Rose Paayasam
Paayasam is one of the main desserts in any traditional South Indian festival/special occasion menu. No festival lunch/dinner is complete without a paayasam towards the end of the meal. Paayasam in tamil refers to a rice/broken wheat/vermicelli (to name a few) based dessert item cooked in milk/coconut milk. It is sweetened with jaggery or sugar and flavoured with cardamom/saffron/ nutmeg etc.
Fresh or dried rose petals have lot of health benefits and calming properties. Combined with the natural exotic fragrance, this is one of my favourite flavours in many desserts.
The other day I visited the local Indian store to get some groceries. When I saw fresh, fragrant roses in a basket, I couldn’t control myself and bought loads, without having any idea how to use it all. Well, this is what came out of it in the end – Paal (milk) Paayasam enriched with rose. Enjoy!
Ingredients
Fresh Rose petals – 1 cup + few for garnish
Basmati Rice – 1/4 cup
Almond meal (see note 7 for alternatives) – 3 tbsp
Sugar – 3/4 cup
Ghee or unsalted butter – 1/2 tsp
Full cream milk – 600 ml
Rose essence – 1 tsp
Water – 200 ml
Slivered pistachio/almonds – 2 tbsp
Yield
serves 5
Prep time
20 mins
Cook time
40 mins
Method
1) Wash the basmati rice and rose petals separately. Take both in a bowl, add 200 ml of milk and all the water. Soak this for 20 mins.
2) Heat a heavy bottomed or nonstick pan and add the ghee/butter. Now add the rice-rose petals-milk mixture to the pan and bring it to a boil on medium heat.
3) Continue to boil the rice on medium heat, stirring constantly (to avoid the milk sticking to the bottom of the pan). Add the remaining milk in batches to enable the rice to cook fully until soft and mushy. The rose petals will also get cooked along with the rice.
4) Once the rice is cooked to a mushy consistency, add sugar and mix. The Rose Paayasam will become diluted as the sugar melts, but continue stirring and boil for 5 to 8 mins more, until it thickens.
5) Now add the almond meal, slivered nuts and rose essence. Mix. Switch off the heat. Allow it to cool completely and come to room temperature. Refrigerate.
6) Just before serving, garnish the Rose Paayasam with fresh rose petals and pistachios. Serve chilled.
Notes
- Use a heavy bottomed or nonstick pan only. Otherwise there is a chance (in spite of continuous stirring) the paayasam might stick to the bottom of the pan and burn.
- Heat has to be constantly at medium. Don’t increase the heat at any stage.

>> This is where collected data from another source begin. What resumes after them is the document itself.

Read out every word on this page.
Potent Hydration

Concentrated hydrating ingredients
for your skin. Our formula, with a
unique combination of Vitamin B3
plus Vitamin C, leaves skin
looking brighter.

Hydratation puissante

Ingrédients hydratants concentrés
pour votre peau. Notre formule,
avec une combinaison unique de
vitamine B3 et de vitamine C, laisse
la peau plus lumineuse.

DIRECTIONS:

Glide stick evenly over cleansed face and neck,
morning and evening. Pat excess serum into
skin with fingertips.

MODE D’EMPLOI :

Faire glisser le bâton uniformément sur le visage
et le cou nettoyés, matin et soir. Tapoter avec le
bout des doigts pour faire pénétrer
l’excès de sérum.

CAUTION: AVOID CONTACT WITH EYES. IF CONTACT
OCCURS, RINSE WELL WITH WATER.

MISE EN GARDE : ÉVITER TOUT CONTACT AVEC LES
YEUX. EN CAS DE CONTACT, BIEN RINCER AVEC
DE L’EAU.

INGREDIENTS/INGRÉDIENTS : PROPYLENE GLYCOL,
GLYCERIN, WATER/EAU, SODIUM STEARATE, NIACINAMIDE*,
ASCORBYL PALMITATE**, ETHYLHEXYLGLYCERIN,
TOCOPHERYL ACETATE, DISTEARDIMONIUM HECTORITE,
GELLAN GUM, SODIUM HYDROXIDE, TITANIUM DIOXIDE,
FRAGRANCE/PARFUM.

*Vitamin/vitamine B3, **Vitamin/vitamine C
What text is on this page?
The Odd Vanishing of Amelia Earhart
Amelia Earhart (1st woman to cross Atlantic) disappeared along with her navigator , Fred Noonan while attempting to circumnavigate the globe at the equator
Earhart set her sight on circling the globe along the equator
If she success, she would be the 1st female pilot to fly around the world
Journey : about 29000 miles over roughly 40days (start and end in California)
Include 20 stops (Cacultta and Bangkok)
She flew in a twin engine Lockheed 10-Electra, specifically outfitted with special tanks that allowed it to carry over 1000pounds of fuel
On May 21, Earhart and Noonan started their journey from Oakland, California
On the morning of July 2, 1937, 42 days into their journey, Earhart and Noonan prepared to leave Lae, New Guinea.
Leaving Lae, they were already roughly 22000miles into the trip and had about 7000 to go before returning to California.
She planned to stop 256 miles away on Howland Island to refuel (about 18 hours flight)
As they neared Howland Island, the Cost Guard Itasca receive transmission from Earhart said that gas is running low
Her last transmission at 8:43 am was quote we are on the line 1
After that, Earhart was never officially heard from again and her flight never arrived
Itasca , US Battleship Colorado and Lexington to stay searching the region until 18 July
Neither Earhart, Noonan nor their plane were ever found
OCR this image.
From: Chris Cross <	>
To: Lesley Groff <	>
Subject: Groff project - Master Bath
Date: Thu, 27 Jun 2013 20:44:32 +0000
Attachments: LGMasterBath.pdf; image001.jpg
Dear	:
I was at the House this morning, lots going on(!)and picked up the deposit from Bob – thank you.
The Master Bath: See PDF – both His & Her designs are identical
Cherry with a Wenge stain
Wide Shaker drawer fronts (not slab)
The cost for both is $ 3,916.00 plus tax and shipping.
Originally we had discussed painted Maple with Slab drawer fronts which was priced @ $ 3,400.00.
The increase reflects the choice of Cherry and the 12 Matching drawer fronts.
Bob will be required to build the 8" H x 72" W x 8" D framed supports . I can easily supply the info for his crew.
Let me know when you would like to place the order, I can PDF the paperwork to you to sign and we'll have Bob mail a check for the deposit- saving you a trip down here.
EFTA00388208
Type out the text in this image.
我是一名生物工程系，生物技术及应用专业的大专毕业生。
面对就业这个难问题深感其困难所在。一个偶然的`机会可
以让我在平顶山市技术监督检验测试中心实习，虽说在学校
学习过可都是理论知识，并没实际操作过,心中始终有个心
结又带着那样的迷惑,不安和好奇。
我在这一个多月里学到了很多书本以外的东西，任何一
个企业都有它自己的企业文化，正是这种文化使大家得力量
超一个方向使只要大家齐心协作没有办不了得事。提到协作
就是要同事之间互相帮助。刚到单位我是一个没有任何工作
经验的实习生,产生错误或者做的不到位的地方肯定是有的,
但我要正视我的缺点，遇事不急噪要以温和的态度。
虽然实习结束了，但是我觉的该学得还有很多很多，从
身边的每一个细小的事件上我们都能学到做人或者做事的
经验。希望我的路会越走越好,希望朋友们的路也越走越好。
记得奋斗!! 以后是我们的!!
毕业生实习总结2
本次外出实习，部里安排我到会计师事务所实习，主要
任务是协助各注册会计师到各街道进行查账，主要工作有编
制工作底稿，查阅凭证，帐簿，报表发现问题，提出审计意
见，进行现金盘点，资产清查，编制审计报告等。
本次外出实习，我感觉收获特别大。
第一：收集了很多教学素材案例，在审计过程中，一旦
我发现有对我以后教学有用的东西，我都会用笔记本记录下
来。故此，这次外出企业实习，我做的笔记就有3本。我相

- Paayasam tastes great with full cream milk but feel free to use other kinds of milk – almond milk and rice milk would be most suited. You will lose out on the richness that Paayaam is famous for, but it’ll still taste great!
- The rose petals will change colour as it cooks, but will give out a nice aroma to the Rose Paayasam.
- Add milk in batches, because if you add the entire milk in the beginning, it will start to boil and splash and make your cooking area dirty and might also spurt hot boiling milk on your hand. So to avoid this, it is better to add milk in batches as it gets cooked.
- Always add sugar only after the rice cooks completely, because once you add sugar the rice will not cook further to a mashy consistency (the mashy consistency is what you want for any paayasam!).
- Ground walnut/cashew nut/pecans are other alternatives for almond meal. If you store nuts in the refrigerator, then bring the nuts to room temperature before grinding.
- Adding almond meal gives extra richness to this paayasam. If you want to skip this, then it’s fine too. The final taste of the paayasam will/should not change drastically.
- As the main ingredient of this paayasam is rose petals and rose flavour, no other flavouring agent is added. Addition of any other flavour (cardamom, saffron etc) will not suit this recipe. The aroma of rose should be dominant.
- Keep the fresh rose petals, reserved for garnishing, in a bowl of ice cold water until you use it so the petals don’t wilt.